An average fitness walking pace is close to 10 minute per kilometer (15 minute per mile). But, a good pace will vary depending on your fitness level, walking technique, walking goals, and terrain. For general fitness walking, you should walk at a pace that increases your heart rate, and you can maintain for 30 to 60 minutes.

Should I use weights while walking?

No, the risk far out weighs the benefits. Weights can be a great part of your fitness routine, but use them separate from your walk. Carrying weights will not provide the resistance needed to tone your muscles; but can increase your blood pressure, place strain on ligaments and tendons and may contribute to joint problems. You will actually be able to walk faster without carrying the weights, therefore getting a better workout.

What should I look for in a walking shoe?

  • Low heel
  • Flexible sole
  • Lightweight and breathable fabric
  • Perfect fit

How often should I replace my walking shoes?

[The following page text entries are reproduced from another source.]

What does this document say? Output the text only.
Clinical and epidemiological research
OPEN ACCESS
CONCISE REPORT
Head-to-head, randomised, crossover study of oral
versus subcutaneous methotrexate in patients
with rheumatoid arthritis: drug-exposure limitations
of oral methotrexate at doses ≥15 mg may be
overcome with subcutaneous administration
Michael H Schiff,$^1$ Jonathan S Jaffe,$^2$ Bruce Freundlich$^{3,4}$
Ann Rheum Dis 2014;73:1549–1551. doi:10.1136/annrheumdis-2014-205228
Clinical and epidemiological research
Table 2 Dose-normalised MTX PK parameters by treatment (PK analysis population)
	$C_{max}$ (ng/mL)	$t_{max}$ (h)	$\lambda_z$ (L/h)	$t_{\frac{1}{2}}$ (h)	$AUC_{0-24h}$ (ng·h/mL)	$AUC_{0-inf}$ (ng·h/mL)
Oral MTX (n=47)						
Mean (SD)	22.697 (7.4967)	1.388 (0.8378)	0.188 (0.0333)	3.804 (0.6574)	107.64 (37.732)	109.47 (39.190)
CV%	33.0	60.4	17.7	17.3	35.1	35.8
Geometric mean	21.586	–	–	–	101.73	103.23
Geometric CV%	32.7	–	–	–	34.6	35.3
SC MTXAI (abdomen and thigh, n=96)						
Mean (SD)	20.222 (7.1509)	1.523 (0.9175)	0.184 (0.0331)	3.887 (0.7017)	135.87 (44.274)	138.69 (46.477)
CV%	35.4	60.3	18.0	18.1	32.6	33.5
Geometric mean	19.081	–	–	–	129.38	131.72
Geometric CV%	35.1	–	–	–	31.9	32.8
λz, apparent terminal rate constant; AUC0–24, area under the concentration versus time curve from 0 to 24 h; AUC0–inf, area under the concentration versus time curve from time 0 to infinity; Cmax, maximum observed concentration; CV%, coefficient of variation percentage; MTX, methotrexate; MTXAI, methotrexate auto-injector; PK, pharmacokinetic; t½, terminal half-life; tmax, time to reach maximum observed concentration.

Walking shoes should be replaced every 300 to 500 miles (or every 3 to 6 months). Replace your shoes when you can tell the difference between your old pair and a new pair. Do not go by their appearance. The inner support can be worn out while they still look good on the outside. Because our feet sweat, it's a good idea to rotate two pair of shoes if you walk daily. This will give your shoes time to dry out, which will prolong their life.

It is also important to stay motivated when walking. Try walking with a friend and varying your route. Also, set manageable targets week by week to gain a real sense of achievement!